Valencia em bicos de pés
Vive-se um sentimento de entusiasmo no Mestalla totalmente justificado. À 11ª jornada, já há um cantinho para este Valencia na história do clube. Pela primeira vez foram registadas sete vitórias consecutivas na liga naquele que é o melhor arranque de sempre do emblema ché. Na classificação é apenas superado pelo Barcelona, que também está a fazer uma época bem acima do que se previa há uns meses. Isto acontece depois de duas temporadas em que se ficaram pelo 12º lugar, chegando mesmo a andar pela zona de despromoção há cerca de um ano, na parte inicial da época transacta.
Há muitos anos que não se via um Valencia a intrometer-se entre os grandes. O clube continua sem conhecer o sabor da derrota e tem dado espetáculo. Foi empatar com o Real a Madrid, marcou seis golos ao Bétis, quatro ao Sevilha e cinco ao Málaga. Mas há mais dados interessantes: os clubes que conseguiram uma média de golos como a que os ché têm, foram sempre campeões. Para além disto, há outro factor que deve ser tido em conta. No Mestalla não se jogarão jogos europeus esta época – facto que traz aquele aroma a Chelsea 2016/2017. É sabido que para estes emblemas com plantéis relativamente curtos, participar numa competição europeia deixa de ser uma montra para ser o redobrar dos trabalhos.
Um dos principais factores que proporcionou estes resultados está no banco de suplentes. Marcelino Garcia Toral chegou vindo do Villarreal depois de, por lá, ter sido capaz de pegar no submarino amarillo a partir da segunda divisão, trazê-lo à tona e colocá-lo a funcionar, chegando inclusivé a voar pelas pré-eliminatórias da Champions League.
Mais a Sul, no Mestalla, a tarefa é semelhante, mas agora no terceiro maior emblema espanhol. Marcelino foi capaz de mesclar o que já havia com algumas contratações cirúrgicas, especialmente de jogadores que não estavam a render noutros clubes e dispostos a vingar em novas paragens. Dois dos jogadores mais em foco na equipa chegaram dessa forma, como são os casos de Kondogbia e Gonçalo Guedes. O francês não conseguiu fazer render o seu futebol no Inter, mas no Valencia tem feito parelha com o capitão Parejo no miolo do terreno, impondo o seu futebol possante. Já Guedes, está simplesmente a fazer um início de época ao nível dos melhores jogadores da liga espanhola. Com uma super-confiança, joga e faz jogar, marca e dá a marcar, criando uma verdadeira Guedesmania. Esta mudança foi das melhores coisas que lhe podia ter acontecido, depois de ter jogado pouco no PSG, clube que investiu mais de 400 milhões de euros em jogadores para a sua posição.

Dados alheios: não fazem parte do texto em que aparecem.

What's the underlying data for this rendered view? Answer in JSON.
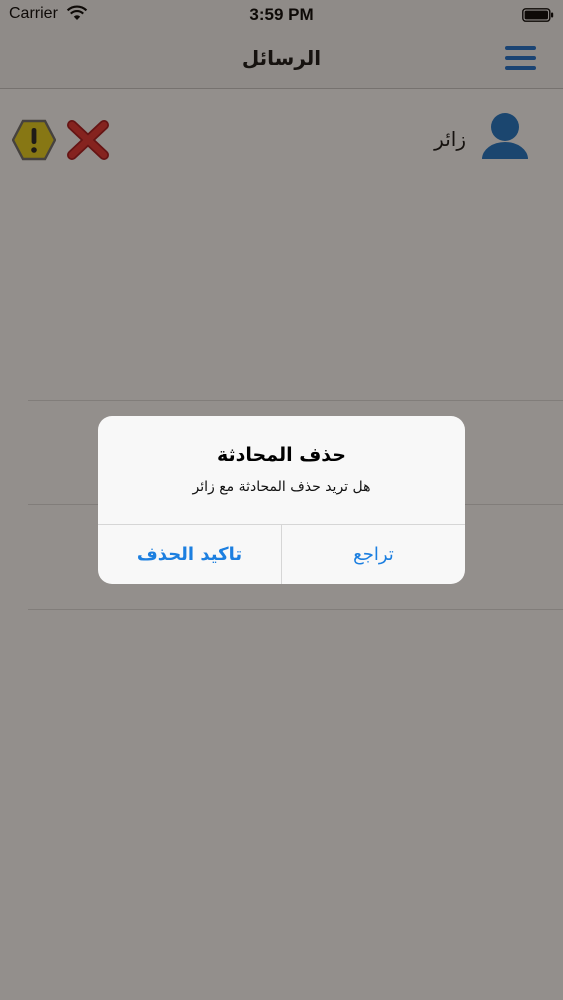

Dos que já vestiam a camisola ché, Zaza e Rodrigo são os jogadores mais em foco, a par de Parejo e Soler. Todos eles foram potenciados pelo estado anímico e energia que Marcelino conseguiu imprimir, fazendo o rendimento dos jogadores – e da própria equipa – disparar. Parejo é o capitão e é pelos pés dele que passa todo o futebol murciélago. Soler, que joga como extremo /médio direito, deu o salto desde a Ciudad Deportiva de Paterna sendo agora um dos jogadores mais interessantes deste projecto. Na frente, Zaza, depois de ficar famoso pelo seu jogo de pés no penalty do Euro 2016, só está atrás de Messi na lista de goleadores o que, segundo palavras do próprio avançado italiano, é o mesmo que ser o melhor marcador. Quanto a Rodrigo, sente-se como peixe na água como segundo ponta deste 4-4-2 e tem melhorado o registo de golos e assistências, completando assim o único factor que lhe faltava para ser um jogador de topo: números.

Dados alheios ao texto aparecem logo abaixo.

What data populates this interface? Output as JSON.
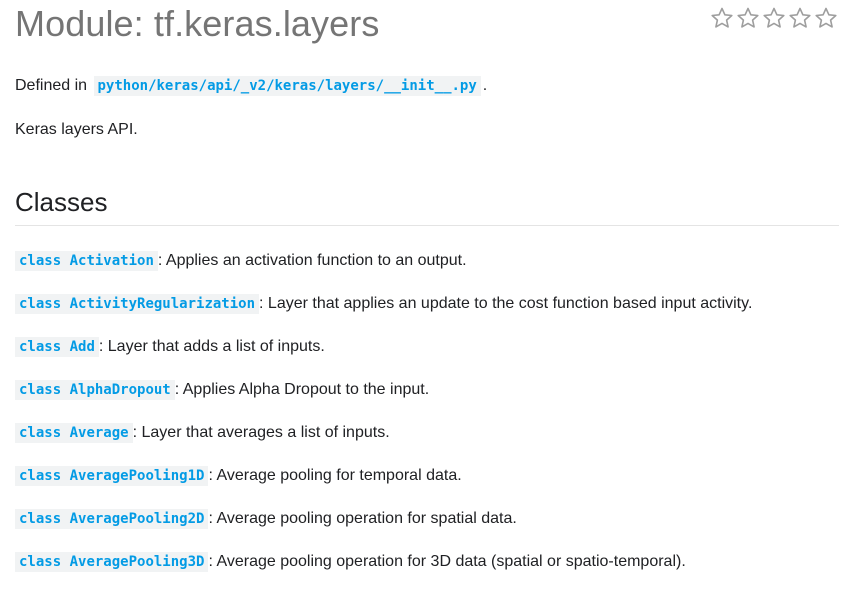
{
  "header": {
    "title": "Module: tf.keras.layers",
    "rating": {
      "max": 5,
      "value": 0,
      "icon": "star-outline-icon",
      "color": "#9e9e9e"
    }
  },
  "defined_in": {
    "prefix": "Defined in",
    "path": "python/keras/api/_v2/keras/layers/__init__.py",
    "suffix": "."
  },
  "description": "Keras layers API.",
  "classes_section": {
    "heading": "Classes",
    "keyword": "class",
    "items": [
      {
        "name": "Activation",
        "desc": ": Applies an activation function to an output."
      },
      {
        "name": "ActivityRegularization",
        "desc": ": Layer that applies an update to the cost function based input activity."
      },
      {
        "name": "Add",
        "desc": ": Layer that adds a list of inputs."
      },
      {
        "name": "AlphaDropout",
        "desc": ": Applies Alpha Dropout to the input."
      },
      {
        "name": "Average",
        "desc": ": Layer that averages a list of inputs."
      },
      {
        "name": "AveragePooling1D",
        "desc": ": Average pooling for temporal data."
      },
      {
        "name": "AveragePooling2D",
        "desc": ": Average pooling operation for spatial data."
      },
      {
        "name": "AveragePooling3D",
        "desc": ": Average pooling operation for 3D data (spatial or spatio-temporal)."
      }
    ]
  },
  "colors": {
    "link": "#039be5",
    "code_bg": "#f1f3f4",
    "title": "#757575"
  }
}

Levou muitos anos até qué, após ter sido bicampeão espanhol com Rafa Benitez, o Valencia voltasse a ter estabilidade. A única coisa que a equipa conseguiu ter em seguida foi dez anos de crise. Pelo meio iniciou a construção dum novo estádio, mas a obra parou a meio por falta de financiamento, estando ainda hoje por acabar.
Numa fase posterior, em 2014, o magnata singapurense Peter Lim comprou 82.3% do emblema e começou a fazer contratações sonantes para o clube, com o apoio de Jorge Mendes. Depositava-se grandes esperanças nestes investimentos, mas o melhor que se conseguiu foi o 4º lugar com Nuno Espírito Santo, logo na primeira temporada. Seguiu-se uma fase em que Valência era apenas uma passagem. Não dava tempo para ninguém criar raiz. Em dois anos, disseram adeus ao clube 4 técnicos e 31 jogadores.
Mas diz o ditado que depois da tempestade vem a bonança. E que quem é vivo sempre aparece. E chega desta brincadeira porque o que é demais é como o que não chega. O clube sobreviveu, esperou e agora chegou o momento de obter resultados. Peter Lim também aprendeu com os próprios erros. Primeiro acalmou com os gastos desmesurados e em seguida contratou um treinador que faz do silêncio um arma para, pelos pingos da chuva, ir desenhando uma carreira de sucesso. No fundo, acabou por fazer aquilo que a filosofia oriental tão bem sabe aconselhar a fazer: estar sossegado.